Ce vers de Virgile que Freud place en ouverture de « L’interprétation des rêves » : « si je ne peux fléchir les dieux, au moins saurai-je émouvoir le fleuve des ombres ».

Réponse à Philippe Boggio, qui envisage, me dit-on, d’actualiser la biographie qu’il m’a consacrée, il y a quinze ans, à La Table ronde. Comme vous voudrez. Mais souvenez-vous de ce que disait Fitzgerald. Il n’y a jamais de bonne biographie d’un écrivain. Il ne peut pas y en avoir. Car, si l’écrivain est vraiment bon, il est trop de personnes à la fois.

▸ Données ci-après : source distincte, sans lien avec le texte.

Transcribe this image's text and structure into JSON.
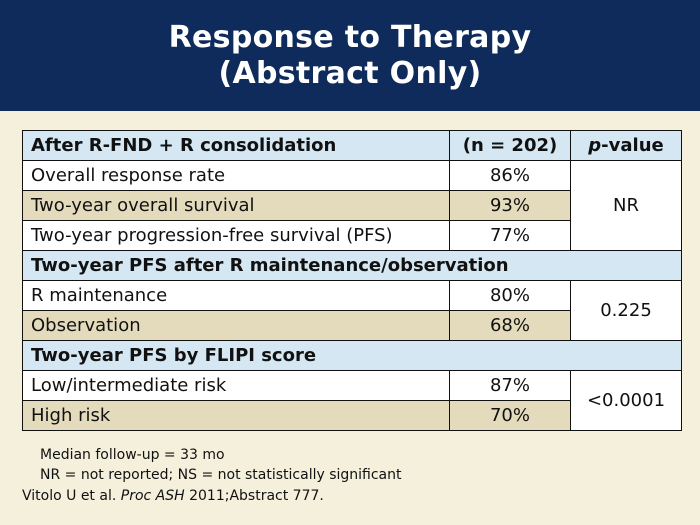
{
  "title": {
    "line1": "Response to Therapy",
    "line2": "(Abstract Only)"
  },
  "table": {
    "header": {
      "label": "After R-FND + R consolidation",
      "n": "(n = 202)",
      "p_italic": "p",
      "p_rest": "-value"
    },
    "group1": {
      "rows": [
        {
          "label": "Overall response rate",
          "value": "86%"
        },
        {
          "label": "Two-year overall survival",
          "value": "93%"
        },
        {
          "label": "Two-year progression-free survival (PFS)",
          "value": "77%"
        }
      ],
      "p_value": "NR"
    },
    "section2": "Two-year PFS after R maintenance/observation",
    "group2": {
      "rows": [
        {
          "label": "R maintenance",
          "value": "80%"
        },
        {
          "label": "Observation",
          "value": "68%"
        }
      ],
      "p_value": "0.225"
    },
    "section3": "Two-year PFS by FLIPI score",
    "group3": {
      "rows": [
        {
          "label": "Low/intermediate risk",
          "value": "87%"
        },
        {
          "label": "High risk",
          "value": "70%"
        }
      ],
      "p_value": "<0.0001"
    }
  },
  "notes": {
    "line1": "Median follow-up = 33 mo",
    "line2": "NR = not reported; NS = not statistically significant"
  },
  "citation": {
    "authors": "Vitolo U et al.",
    "journal": "Proc ASH",
    "rest": "2011;Abstract 777."
  }
}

Raymond Roussel calculait qu’il avait travaillé quinze heures sur chaque vers des « Nouvelles impressions d’Afrique ». Un jeune écrivain d’aujourd’hui raconte qu’il a écrit son dernier factum d’un trait, au fil de la plume. Qui ment ? Et où est la littérature ?

Et puis un tout dernier mot, quand même, sur cette affaire de Gilets jaunes. Pas un mouvement de masse, dit Castaner – et il a raison. Mais un événement ? Un vrai ? L’un de ceux qui, comme dit l’apôtre, surviennent comme des voleurs dans la nuit ? Là, personne ne sait.